Hier nun beginnt der Film, wie Hector im Wunderland, ein neues, magisches Eigenleben. Plötzlich sind wir in einer anderen Welt und entdecken mit Hector, Bibu und Olivia, wie lebendig die Zeit ist. Tief drinnen in den Uhren erschließt sich eine wunderbare Welt der Phantasie. Es wird gesungen, getanzt, Tiere, Sonne, Mond, Natur tauchen in phantastischer Gestalt auf. Träume werden lebendig, und Fragen finden ihre Antworten. Am Ende hat diese ganze Nacht einen einzigen Augenblick gedauert, und Hector fährt mit seinen Eltern weiter nach Frankreich – jetzt mit einem großen Glücksgefühl über das Erlebte und die Freundschaft mit Bibu und Olivia.
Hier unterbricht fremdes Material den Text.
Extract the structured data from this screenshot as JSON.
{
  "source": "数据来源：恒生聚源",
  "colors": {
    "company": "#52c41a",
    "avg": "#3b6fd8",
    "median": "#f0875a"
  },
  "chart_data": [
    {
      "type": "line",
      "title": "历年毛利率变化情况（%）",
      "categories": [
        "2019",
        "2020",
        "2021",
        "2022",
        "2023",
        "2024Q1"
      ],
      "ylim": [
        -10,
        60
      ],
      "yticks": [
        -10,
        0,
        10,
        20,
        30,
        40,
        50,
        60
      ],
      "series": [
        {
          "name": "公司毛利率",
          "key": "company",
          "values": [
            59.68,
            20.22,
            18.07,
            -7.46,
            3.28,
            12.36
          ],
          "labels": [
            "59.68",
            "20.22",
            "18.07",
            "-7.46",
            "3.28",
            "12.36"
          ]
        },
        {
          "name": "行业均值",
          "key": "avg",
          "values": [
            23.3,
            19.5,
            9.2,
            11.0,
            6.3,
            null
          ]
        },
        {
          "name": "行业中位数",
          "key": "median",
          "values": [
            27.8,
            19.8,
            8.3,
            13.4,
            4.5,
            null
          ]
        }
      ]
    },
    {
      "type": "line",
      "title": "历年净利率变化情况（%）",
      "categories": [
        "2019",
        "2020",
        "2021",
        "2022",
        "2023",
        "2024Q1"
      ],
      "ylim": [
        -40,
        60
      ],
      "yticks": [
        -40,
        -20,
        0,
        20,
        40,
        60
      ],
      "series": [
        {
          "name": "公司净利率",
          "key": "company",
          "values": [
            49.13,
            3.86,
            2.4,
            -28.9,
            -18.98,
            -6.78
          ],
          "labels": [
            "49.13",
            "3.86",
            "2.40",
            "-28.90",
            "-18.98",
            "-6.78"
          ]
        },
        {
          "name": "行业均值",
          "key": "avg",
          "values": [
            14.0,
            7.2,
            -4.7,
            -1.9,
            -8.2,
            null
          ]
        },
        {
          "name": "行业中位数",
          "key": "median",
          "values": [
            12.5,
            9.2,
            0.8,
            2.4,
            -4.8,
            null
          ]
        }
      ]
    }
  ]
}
Rosa Vergés, die auch das Drehbuch (zusammen mit Edmon Roch) nach eigenen Ideen geschrieben hat, geht auf sehr zärtliche, aber nie realitätsferne Weise mit Zauber und Magie um, unterstützt von der Choreografin Marta Almirall und deren liebevoll witzigen Ballett-Figuren. Musical, Märchen, Menschen auf der Leinwand – keine virtuellen Roboter, keine Zeigefinger-Moral, keine Belehrung. Stattdessen: Respekt und Achtung vor den Kindern, ihren Gefühlen, Gedanken, Wünschen, Träumen – ein Liebesfilm.

Frauke Hanck

Zu diesem Film siehe auch:
KJK 70-2/1997 - Interview - Man kann sein ganzes Leben lang Kind sein ...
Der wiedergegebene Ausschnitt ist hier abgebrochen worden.